We had some tea brought up to us and took it at a little table drawn close to the window,—Suzee chattering away to me of the delights of this new big city—as big as ’Frisco, she thought. And what gay hats the women wore! She saw them passing underneath. Would I not take her out to the shops and buy a great big white muslin hat like theirs, covered with pink roses?
I promised I would, watching her with a smile.
She was certainly very lovely just now. She seemed to have bloomed into fairer beauty than she had possessed at Sitka.
Doubtless her gratified passion and happy relations with me helped to this result, for a woman’s beauty depends almost wholly on her inner life, the life of her emotions and passions.
After tea we went downstairs, hired a carriage, and drove to the Paseo—or laid-out drive—which is the thing to do in Mexico at that hour; and to follow the custom of the country you are in is the first golden rule of the traveller who would enjoy himself.

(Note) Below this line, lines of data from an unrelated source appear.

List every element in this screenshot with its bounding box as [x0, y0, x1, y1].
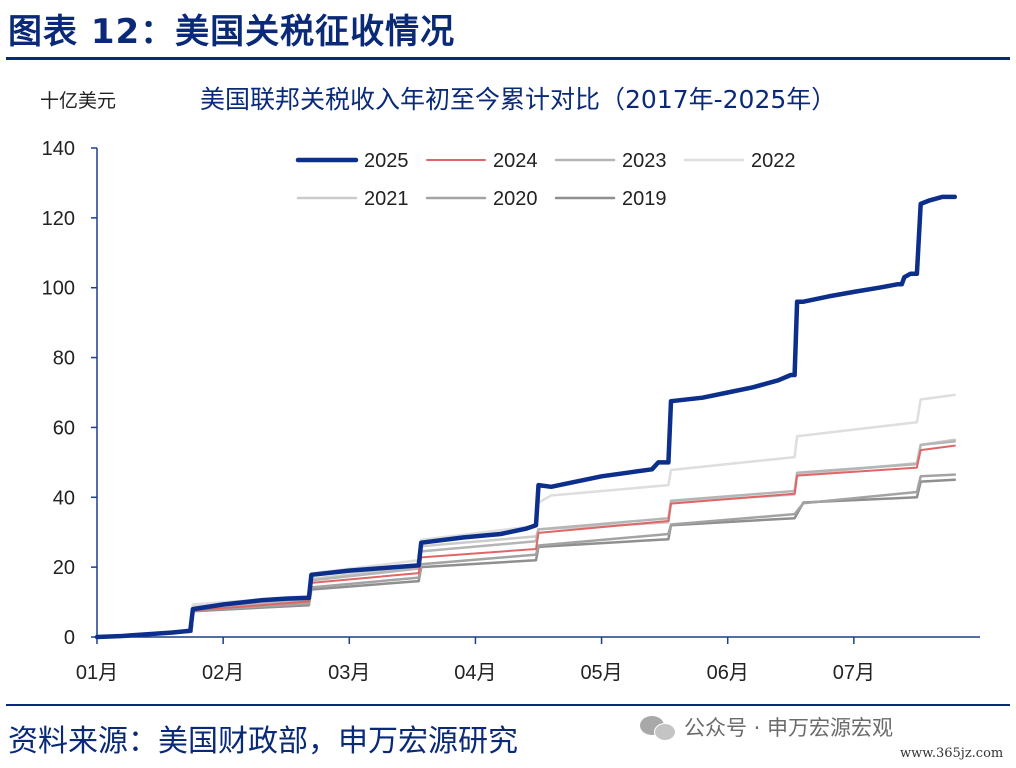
- title-rule: [6, 57, 1010, 60]
- y-tick-label: 140: [42, 138, 75, 160]
- x-tick-label: 04月: [454, 662, 496, 684]
- source-rule: [6, 704, 1010, 706]
- site-watermark: www.365jz.com: [900, 746, 1004, 761]
- legend-label-2020: 2020: [493, 188, 538, 210]
- y-tick-label: 80: [53, 348, 75, 370]
- legend-label-2021: 2021: [364, 188, 409, 210]
- y-tick-label: 120: [42, 208, 75, 230]
- y-tick-label: 100: [42, 278, 75, 300]
- series-line-2022: [95, 393, 957, 639]
- wechat-icon: [640, 714, 678, 741]
- x-tick-label: 01月: [76, 662, 118, 684]
- y-tick-label: 60: [53, 417, 75, 439]
- y-tick-label: 40: [53, 487, 75, 509]
- y-tick-label: 0: [64, 627, 75, 649]
- series-line-2020: [95, 473, 957, 639]
- x-tick-label: 06月: [707, 662, 749, 684]
- legend-label-2023: 2023: [622, 150, 667, 172]
- chart-title: 美国联邦关税收入年初至今累计对比（2017年-2025年）: [200, 85, 837, 114]
- series-line-2019: [95, 478, 957, 639]
- y-tick-label: 20: [53, 557, 75, 579]
- wechat-account-label: 公众号 · 申万宏源宏观: [684, 716, 894, 740]
- x-tick-label: 03月: [328, 662, 370, 684]
- legend-label-2019: 2019: [622, 188, 667, 210]
- legend-label-2022: 2022: [751, 150, 796, 172]
- legend-label-2024: 2024: [493, 150, 538, 172]
- wechat-account-tag: 公众号 · 申万宏源宏观: [640, 712, 893, 742]
- y-axis-unit-label: 十亿美元: [40, 90, 117, 112]
- series-line-2025: [94, 194, 958, 640]
- x-tick-label: 07月: [833, 662, 875, 684]
- legend-label-2025: 2025: [364, 150, 409, 172]
- figure-title: 图表 12：美国关税征收情况: [8, 12, 456, 52]
- x-tick-label: 05月: [580, 662, 622, 684]
- x-tick-label: 02月: [202, 662, 244, 684]
- source-note: 资料来源：美国财政部，申万宏源研究: [8, 724, 518, 759]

It was about six o’clock, and darkness was closing in on the thick, dust-filled air as we drove with the stream of other vehicles of all descriptions, from the poorest hired carriage to the most splendidly appointed barouche, into the Paseo, a wide, sweeping drive, lined each side with trees and lighted with rows of electric arc-light lamps, some of which glowed pinkly or sputtered out blue rays in the dusk.
It has never seemed to me a very cheerful matter, this drive between the lights in the formal Paseo, this great string of carriages drawn mostly by poor unhappy horses and filled with dressed-up women who stare rudely at each other as they pass and re-pass, solemn and silent ghosts in a world of grey shadow!
But the fashion amongst the Mexican women of painting and powdering to an inordinate degree perhaps accounts for their love of this hour between the lights, when they imagine the falseness of their complexion cannot be detected.
After about an hour’s drive we came back, the great arc-lights now sending their uncertain, shifting glare across the road and serving to show the heavy dust through which we moved. Seen sideways, the ray of light looked solid, so thick was the atmosphere.
When we came back we dined, and then sat outside our window on the iron balcony, looking down at the gay scene below.
The street was fully lighted now by powerful lamps of electricity, some belonging to the roadway, others hung out over restaurants and shops. The latter were all open, having been closed through the middle of the day. The cafes and restaurants were in full swing, half the populace seemed in the street, either walking or driving.
“We will go to a theatre as soon as they open,” I said. “I don’t think any of them begin till half-past nine or ten.”
Suzee clapped her hands.
“That will be nice, Treevor,” she said.
“I did like the theatre in Chinatown. I went with Nanine sometimes.”